Si tratta, evidentemente di una vera e propria aberrazione politica, che tuttavia è ormai così diffusa da poter essere considerata a tutti gli effetti un metodo consolidato; un metodo che a Roma viene efficacemente designato con l’utilizzo del verbo “caricare”: “aho, tutto sommato ‘sta cosa se la caricano loro, quindi stamo a posto e bella pe’ noi”.

È fin troppo evidente che questo malcostume (per usare un eufemismo) altro non è che una strategia difensiva di tipo prettamente elettoralistico, il cui scopo è potersi giustificare con il proprio elettorato per la mancata realizzazione di questo o di quell’altro obiettivo attribuendone la responsabilità ai partiti avversari; è altrettanto evidente, però, che l’unica costante di questo specchio riflesso perenne è, appunto, il fatto che alla fine della fiera le cose non vengono realizzate (a prescindere da chi ne sia il responsabile), cosa che a lungo andare insospettisce anche i cittadini più bendisposti, i quali (essendo molto meno coglioni di quanto qualcuno immagini), nel dubbio su chi sia il colpevole ultimo della loro condizione disperata decidono di tagliare la testa al toro e non andare direttamente a votare.

Ora, chi mi conosce sa che non ho mai considerato la nascita del cosiddetto “partito unico” una priorità; anzi, stento ancora a comprendere (ma forse sono un po’ lento) in cosa consista esattamente questo spazio “liberaldemocratico” di cui qualcuno invoca a ogni pie’ sospinto la necessità.
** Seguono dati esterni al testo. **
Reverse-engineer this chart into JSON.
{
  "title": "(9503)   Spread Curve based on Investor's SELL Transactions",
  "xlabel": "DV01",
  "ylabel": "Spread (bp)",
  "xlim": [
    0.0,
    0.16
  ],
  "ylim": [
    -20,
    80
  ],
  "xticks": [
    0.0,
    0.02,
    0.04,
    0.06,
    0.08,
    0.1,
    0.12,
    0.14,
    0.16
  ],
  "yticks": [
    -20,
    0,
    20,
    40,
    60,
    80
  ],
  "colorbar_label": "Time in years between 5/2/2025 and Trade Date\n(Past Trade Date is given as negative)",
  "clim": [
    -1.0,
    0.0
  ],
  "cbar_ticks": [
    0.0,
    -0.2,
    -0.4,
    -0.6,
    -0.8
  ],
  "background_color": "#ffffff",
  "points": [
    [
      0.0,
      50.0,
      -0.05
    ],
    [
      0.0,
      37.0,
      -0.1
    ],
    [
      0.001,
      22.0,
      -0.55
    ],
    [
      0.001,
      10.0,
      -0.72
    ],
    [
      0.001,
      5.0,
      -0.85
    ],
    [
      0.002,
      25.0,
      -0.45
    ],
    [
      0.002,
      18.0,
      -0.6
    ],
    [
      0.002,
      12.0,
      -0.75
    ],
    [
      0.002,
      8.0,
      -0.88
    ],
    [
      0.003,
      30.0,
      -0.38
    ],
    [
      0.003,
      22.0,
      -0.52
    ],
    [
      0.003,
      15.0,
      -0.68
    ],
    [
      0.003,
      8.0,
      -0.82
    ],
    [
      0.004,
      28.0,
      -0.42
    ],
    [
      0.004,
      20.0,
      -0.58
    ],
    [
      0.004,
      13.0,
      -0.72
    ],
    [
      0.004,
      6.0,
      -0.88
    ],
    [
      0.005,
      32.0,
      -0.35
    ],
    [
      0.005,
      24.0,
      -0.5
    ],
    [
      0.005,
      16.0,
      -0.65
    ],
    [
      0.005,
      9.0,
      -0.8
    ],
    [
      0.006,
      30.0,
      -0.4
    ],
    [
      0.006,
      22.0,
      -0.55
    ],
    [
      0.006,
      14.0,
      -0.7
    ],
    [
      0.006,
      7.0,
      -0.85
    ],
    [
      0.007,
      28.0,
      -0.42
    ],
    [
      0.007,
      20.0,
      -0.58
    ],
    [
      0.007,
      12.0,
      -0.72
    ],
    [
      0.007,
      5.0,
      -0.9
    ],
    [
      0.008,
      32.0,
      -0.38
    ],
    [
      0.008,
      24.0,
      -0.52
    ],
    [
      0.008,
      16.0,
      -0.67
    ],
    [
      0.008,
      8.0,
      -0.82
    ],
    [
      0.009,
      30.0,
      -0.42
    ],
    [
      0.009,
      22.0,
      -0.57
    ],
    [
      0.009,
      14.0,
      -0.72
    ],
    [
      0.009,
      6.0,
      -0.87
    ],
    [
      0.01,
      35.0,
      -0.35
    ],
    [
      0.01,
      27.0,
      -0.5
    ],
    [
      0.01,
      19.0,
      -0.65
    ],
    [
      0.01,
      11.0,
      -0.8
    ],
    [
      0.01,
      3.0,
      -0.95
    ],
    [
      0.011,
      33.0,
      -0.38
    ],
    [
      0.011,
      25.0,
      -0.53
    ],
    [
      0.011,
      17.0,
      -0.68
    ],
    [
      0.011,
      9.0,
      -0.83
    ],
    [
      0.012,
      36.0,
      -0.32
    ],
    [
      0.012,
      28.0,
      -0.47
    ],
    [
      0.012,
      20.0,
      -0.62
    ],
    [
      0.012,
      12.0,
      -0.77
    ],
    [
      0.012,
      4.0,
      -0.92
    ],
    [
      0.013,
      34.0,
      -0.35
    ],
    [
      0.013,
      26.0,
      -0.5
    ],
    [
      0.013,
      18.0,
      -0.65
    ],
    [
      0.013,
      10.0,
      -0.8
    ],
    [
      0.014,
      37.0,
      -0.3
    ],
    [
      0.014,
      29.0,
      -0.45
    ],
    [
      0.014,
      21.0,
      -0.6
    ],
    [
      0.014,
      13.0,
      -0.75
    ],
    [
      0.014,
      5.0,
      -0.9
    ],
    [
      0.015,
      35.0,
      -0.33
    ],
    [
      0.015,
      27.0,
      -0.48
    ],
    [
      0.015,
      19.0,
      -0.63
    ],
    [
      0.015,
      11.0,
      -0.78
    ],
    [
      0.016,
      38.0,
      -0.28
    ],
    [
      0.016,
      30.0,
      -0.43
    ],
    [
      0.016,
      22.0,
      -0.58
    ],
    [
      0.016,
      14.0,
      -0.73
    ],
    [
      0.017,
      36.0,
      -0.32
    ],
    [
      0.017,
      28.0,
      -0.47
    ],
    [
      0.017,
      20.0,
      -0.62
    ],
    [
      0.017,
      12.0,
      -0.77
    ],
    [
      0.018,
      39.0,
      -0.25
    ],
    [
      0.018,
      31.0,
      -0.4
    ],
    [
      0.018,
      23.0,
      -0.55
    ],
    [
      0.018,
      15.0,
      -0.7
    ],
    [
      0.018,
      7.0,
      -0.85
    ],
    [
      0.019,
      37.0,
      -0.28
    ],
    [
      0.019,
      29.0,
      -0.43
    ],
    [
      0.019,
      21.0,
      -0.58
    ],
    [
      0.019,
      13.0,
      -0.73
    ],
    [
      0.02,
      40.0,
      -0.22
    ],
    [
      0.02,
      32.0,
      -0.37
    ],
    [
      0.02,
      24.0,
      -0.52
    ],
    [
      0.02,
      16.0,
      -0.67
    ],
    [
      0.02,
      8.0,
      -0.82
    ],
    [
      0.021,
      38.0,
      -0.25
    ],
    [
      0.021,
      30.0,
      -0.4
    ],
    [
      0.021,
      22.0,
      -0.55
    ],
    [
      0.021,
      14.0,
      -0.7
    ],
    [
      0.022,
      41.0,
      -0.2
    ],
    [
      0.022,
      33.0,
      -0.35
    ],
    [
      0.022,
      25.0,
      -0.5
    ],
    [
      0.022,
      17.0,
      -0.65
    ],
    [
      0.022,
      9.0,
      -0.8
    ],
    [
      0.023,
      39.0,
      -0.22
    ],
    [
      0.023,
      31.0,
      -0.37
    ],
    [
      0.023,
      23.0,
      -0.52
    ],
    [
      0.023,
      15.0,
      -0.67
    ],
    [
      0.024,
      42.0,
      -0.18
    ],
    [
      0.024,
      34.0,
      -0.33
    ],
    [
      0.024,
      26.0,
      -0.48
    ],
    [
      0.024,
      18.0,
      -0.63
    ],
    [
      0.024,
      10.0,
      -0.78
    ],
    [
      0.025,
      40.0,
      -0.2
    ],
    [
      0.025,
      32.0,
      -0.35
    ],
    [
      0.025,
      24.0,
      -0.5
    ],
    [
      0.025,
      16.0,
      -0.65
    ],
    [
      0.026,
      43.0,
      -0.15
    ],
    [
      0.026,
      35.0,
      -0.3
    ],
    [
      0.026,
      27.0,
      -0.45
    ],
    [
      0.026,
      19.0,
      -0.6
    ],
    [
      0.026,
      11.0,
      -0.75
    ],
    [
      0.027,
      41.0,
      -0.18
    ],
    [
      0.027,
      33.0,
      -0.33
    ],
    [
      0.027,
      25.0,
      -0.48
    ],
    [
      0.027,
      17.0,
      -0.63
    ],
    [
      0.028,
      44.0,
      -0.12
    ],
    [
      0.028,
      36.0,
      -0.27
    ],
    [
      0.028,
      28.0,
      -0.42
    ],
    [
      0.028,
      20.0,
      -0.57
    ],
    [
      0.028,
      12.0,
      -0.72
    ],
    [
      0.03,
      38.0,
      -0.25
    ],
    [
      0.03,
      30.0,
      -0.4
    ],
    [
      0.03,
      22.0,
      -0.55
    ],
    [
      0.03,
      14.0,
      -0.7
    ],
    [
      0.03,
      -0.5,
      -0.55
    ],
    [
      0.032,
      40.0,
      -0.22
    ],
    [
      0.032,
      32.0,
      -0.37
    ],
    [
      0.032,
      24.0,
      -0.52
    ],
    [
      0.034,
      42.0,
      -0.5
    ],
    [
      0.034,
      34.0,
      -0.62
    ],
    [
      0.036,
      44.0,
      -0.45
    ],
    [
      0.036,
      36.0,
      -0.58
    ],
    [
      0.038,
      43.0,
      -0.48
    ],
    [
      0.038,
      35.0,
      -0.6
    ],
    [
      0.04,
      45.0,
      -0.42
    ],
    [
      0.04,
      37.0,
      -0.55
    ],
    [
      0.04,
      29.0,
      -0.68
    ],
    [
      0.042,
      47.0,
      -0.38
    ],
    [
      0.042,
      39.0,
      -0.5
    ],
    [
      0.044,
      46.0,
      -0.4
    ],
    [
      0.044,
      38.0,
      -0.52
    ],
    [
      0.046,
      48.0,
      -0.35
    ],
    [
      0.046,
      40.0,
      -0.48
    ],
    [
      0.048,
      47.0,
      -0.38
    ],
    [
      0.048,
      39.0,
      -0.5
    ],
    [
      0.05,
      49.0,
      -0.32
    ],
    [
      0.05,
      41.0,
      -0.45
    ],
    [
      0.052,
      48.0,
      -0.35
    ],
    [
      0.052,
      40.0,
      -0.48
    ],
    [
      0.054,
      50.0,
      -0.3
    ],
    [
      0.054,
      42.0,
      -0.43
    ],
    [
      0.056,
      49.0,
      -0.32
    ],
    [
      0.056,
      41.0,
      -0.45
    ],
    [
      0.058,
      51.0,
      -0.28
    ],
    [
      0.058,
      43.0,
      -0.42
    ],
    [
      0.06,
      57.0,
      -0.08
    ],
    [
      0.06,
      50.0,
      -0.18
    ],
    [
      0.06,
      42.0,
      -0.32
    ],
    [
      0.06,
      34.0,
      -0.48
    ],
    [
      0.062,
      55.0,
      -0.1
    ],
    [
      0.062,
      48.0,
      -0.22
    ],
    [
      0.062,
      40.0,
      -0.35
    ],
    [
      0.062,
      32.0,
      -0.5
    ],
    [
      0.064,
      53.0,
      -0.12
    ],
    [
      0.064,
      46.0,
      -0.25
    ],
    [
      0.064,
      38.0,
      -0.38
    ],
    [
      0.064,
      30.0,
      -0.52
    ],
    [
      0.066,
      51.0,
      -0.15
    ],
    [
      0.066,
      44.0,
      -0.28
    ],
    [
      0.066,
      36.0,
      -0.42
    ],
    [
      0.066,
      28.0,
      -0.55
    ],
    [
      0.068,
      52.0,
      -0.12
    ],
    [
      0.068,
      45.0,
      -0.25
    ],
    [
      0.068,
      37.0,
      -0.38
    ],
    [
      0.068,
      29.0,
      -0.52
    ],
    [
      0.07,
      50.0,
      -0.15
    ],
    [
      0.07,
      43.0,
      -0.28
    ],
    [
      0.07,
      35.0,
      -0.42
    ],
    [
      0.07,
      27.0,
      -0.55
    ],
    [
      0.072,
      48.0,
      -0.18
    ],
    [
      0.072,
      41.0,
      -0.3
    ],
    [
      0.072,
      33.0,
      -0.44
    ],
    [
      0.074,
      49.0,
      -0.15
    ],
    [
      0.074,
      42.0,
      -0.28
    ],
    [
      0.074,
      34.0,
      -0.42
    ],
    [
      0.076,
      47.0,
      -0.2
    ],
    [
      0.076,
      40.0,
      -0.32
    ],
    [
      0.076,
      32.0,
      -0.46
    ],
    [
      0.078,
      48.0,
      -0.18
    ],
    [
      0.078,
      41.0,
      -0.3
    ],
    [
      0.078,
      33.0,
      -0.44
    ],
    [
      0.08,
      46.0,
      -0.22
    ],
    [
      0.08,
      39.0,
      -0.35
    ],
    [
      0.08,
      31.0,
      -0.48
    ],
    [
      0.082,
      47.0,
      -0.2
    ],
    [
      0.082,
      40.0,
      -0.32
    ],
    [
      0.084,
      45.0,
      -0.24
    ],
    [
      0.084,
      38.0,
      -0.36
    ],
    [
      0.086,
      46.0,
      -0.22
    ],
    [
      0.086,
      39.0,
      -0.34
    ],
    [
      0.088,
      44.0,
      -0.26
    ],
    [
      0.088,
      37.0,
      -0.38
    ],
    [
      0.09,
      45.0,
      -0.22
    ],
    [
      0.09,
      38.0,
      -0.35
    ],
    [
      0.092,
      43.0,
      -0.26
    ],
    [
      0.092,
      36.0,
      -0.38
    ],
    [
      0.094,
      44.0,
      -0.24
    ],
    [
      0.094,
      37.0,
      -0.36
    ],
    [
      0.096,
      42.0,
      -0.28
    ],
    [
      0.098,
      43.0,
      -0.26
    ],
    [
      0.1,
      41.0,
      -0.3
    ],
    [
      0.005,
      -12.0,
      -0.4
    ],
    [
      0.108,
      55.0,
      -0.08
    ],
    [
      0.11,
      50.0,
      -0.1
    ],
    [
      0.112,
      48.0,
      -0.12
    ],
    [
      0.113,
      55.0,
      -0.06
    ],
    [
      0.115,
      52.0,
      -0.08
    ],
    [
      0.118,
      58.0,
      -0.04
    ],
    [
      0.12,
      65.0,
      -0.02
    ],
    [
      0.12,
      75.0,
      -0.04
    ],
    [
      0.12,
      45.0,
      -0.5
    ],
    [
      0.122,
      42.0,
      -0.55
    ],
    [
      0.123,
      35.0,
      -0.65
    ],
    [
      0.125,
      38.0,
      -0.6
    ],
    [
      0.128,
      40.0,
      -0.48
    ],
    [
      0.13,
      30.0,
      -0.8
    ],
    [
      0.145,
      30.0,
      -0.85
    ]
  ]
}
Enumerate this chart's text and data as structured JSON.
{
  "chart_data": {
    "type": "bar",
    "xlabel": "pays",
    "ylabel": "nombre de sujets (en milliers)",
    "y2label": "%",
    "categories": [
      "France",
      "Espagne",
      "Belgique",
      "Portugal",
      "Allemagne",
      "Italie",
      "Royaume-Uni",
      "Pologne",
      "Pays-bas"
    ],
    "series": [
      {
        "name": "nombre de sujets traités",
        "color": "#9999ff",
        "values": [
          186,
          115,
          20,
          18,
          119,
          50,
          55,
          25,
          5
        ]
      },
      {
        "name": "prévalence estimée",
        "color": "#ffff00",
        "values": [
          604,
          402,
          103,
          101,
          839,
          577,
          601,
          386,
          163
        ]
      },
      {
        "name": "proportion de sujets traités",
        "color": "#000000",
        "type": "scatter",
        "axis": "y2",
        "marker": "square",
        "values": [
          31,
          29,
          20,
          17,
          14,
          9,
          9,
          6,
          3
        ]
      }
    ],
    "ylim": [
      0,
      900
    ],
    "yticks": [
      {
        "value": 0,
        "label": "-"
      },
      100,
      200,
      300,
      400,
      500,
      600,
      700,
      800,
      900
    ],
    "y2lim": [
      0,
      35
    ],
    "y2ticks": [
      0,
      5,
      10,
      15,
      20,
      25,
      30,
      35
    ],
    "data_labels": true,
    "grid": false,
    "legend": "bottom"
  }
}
Però boh, c’erano questi due che ne facevano una questione di importanza capitale per le sorti del paese, a loro dire stretto in una morsa diabolica e mortale tra populismo di destra e populismo di sinistra, cosa che avrebbe potuto indurre uno sprovveduto come me a ritenere che per costoro l’obiettivo in sé avesse una qualche rilevanza.

Invece, a quanto pare, il punto vero è di nuovo il gioco dello specchio riflesso: Calenda cerca di “caricare” il fallimento su Renzi, il quale a sua volta tenta di “caricarlo” su Calenda, e ancora una volta l’unico risultato apprezzabile è che la “cosa” (in questo caso il cosiddetto “partito unico”) non si fa.

Forse qualcuno dovrebbe spiegare ai due protagonisti della vicenda che è proprio questo gioco infinito del “carico e scarico” uno dei mali più infidi che affliggono la nostra politica, e dunque che sostenere di voler riformare la seconda senza dismettere il primo è semplicemente impossibile.

Oppure, cosa che mi sembra assai più plausibile, si tratta di prendere atto che ancora una volta siamo di fronte a due riformatori che alla prova dei fatti non hanno intenzione di riformare un cazzo di niente.

Del resto non sono i primi, né saranno gli ultimi.